Decapitata nel 1903 e sepolta Si riapre il giallo della contessa

Dicerie popolari, insistenti ma mai verificate, raccontavano del corpo decapitato della terribile contessa Zenobia Teodolinda d’Onigo, sepolto con il suo cavallo in tutta fretta sotto il tempietto fatto costruire dalla nobildonna stessa al limitare del bosco nel brolo retrostante villa Onigo. Nelle intenzioni di Teodolinda avrebbe dovuto accogliere le spoglie del padre Guglielmo. Nel 1903, secondo la voce popolare, vi sarebbe invece stata sepolta la stessa contessa, uccisa per mano di un suo dipendente. Pietro Bianchet la decapitò nel parco del suo palazzo di Treviso, dove Teodolinda stava passeggiando in compagnia del suo amministratore.
La contessa si era soffermata a rimproverare il lavorante perché non faceva le cose per bene, come lei aveva ordinato. Si avvertì uno strano sibilo, seguito dal rumore di qualcosa che cadeva a terra, un tonfo sordo: era la testa di Teodolinda, conosciuta per la sua sordida avarizia, tagliata con un colpo netto d’ascia. Bianchet venne processato e condannato a 8 anni e 9 mesi di prigione. La contessa sepolta, si raccontava, nel famoso tempietto di villa Onigo.
Non una lapide, non una scritta a testimoniare che il racconto popolare non era una diceria ma la verità.
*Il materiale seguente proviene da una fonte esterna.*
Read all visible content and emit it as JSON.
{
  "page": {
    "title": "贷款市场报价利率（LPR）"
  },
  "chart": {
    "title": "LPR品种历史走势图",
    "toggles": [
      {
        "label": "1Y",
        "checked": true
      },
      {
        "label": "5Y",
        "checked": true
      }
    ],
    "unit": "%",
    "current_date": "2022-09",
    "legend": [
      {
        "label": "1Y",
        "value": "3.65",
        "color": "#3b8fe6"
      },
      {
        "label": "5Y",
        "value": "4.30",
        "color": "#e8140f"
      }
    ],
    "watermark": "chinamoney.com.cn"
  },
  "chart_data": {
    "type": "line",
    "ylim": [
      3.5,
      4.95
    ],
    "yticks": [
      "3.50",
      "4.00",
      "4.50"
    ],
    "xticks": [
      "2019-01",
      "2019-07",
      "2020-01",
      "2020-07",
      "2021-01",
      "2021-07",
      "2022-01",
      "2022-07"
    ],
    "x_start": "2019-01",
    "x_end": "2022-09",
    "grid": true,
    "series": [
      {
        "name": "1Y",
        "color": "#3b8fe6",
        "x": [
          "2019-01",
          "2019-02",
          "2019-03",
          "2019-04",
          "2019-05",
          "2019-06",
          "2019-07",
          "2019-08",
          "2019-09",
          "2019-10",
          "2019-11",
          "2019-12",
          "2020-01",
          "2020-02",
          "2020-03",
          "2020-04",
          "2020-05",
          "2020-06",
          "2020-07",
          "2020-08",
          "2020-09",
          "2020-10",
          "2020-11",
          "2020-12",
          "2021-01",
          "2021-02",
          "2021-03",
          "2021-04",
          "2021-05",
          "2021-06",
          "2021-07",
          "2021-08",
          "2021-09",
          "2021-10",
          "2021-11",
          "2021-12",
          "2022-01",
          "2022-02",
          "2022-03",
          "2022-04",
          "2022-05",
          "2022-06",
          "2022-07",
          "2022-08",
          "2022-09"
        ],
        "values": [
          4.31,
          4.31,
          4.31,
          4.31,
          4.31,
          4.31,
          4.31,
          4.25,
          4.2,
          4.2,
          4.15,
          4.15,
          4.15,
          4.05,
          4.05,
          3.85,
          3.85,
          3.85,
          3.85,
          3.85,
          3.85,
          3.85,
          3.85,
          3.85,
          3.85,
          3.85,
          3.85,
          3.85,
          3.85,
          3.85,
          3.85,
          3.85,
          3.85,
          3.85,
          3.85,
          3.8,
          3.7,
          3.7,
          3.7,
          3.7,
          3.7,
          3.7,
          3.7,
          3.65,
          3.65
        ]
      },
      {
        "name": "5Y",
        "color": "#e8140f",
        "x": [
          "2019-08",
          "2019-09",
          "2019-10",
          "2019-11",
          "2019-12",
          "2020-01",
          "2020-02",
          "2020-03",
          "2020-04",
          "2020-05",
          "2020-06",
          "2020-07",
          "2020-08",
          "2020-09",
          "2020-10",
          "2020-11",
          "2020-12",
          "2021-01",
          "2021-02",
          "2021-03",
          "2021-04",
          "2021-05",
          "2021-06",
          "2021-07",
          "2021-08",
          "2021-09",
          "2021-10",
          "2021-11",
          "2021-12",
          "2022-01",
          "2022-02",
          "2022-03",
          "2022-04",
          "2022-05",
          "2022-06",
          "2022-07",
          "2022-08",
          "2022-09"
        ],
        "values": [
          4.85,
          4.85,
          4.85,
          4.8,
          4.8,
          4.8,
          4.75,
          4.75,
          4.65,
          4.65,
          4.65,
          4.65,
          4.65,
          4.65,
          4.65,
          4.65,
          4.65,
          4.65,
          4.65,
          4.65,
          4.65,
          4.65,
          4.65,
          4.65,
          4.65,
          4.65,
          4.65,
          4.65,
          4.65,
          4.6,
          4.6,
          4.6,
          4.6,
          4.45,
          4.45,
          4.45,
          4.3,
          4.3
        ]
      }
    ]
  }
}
È stato il restauro del tempietto, disposto dalle Opere Pie di Onigo, a restituire alla storia la tomba della contessa Teodolinda e dei suoi genitori Caterina e Guglielmo Onigo, morto a Milano nel 1866. «Non era del tutto certo che il tempietto fosse la tomba degli Onigo», riporta l’architetto Fiorenzo Bernardi, incaricato la scorsa primavera dalle Opere Pie d’Onigo a procedere con l’intervento di restauro, «Si poteva ipotizzare che avesse uno scopo meramente commemorativo». E invece la sorpresa, rimuovendo alcune pietre del pavimento. «Levata la croce di pietre e levato il cumulo di rocce che la sosteneva, rimossa la pietra monolitica centrale, il sigillo tombale, venne alla luce il vano sepolcrale ipogeo», riferisce la scoperta l’architetto. Ed ecco apparire i due sarcofagi con sigillo in pietra di Teodolinda e di sua madre Caterina e, sotto, la sepoltura del conte Gugliemo. «È stata una scoperta emozionante e inaspettata, non si pensava che il monumento fosse anche la tomba di Guglielmo, Caterina e Teodolinda d'Onigo», riferisce Albino Bistacco, presidente delle Opere Pie di Pederobba, «avevamo dato disposizioni per restaurare il monumento dedicato ai conti d'Onigo che c'è all'ingresso della sede dell’ente. Nel corso dei lavori di restauro è venuta fuori questa lapide in marmo sul terreno.
Una volta sollevata la lapide, è venuta alla luce una specie di piccola catacomba dove c'erano due sarcofaghi e dentro le bare con tre corpi, ritenuti quelli di Guglielmo, Caterina e Teodolinda d'Onigo. E una delle tre salme aveva la testa mozzata. Nessuno immaginava che quei tre corpi fossero sepolti lì. Si pensava che la salma di Guglielmo fosse sepolta altrove. Sono stati interessati gli studiosi e poi la tomba è stata rinchiusa. Le salme resteranno sempre lì, sotto il monumento dedicato ai conti d'Onigo». Da quella scoperta riemerge il dramma dell'assassinio di Teodolinda d'Onigo, figlia illegittima di Gugliemo d'Onigo e di Caterina Jaquillard Onigo, uccisa l’11 marzo 1903 da Pietro Bianchet. Con lei si estinse la casata. Il monumento restaurato verrà inaugurato il 28 giugno prossimo, ma dopo la scoperta delle tre salme assume tutto un altro sapore. Alla cerimonia parteciperà anche il pastore della chiesa valdese: Caterina Jaquillard, svizzera di origine, era di fede valdese.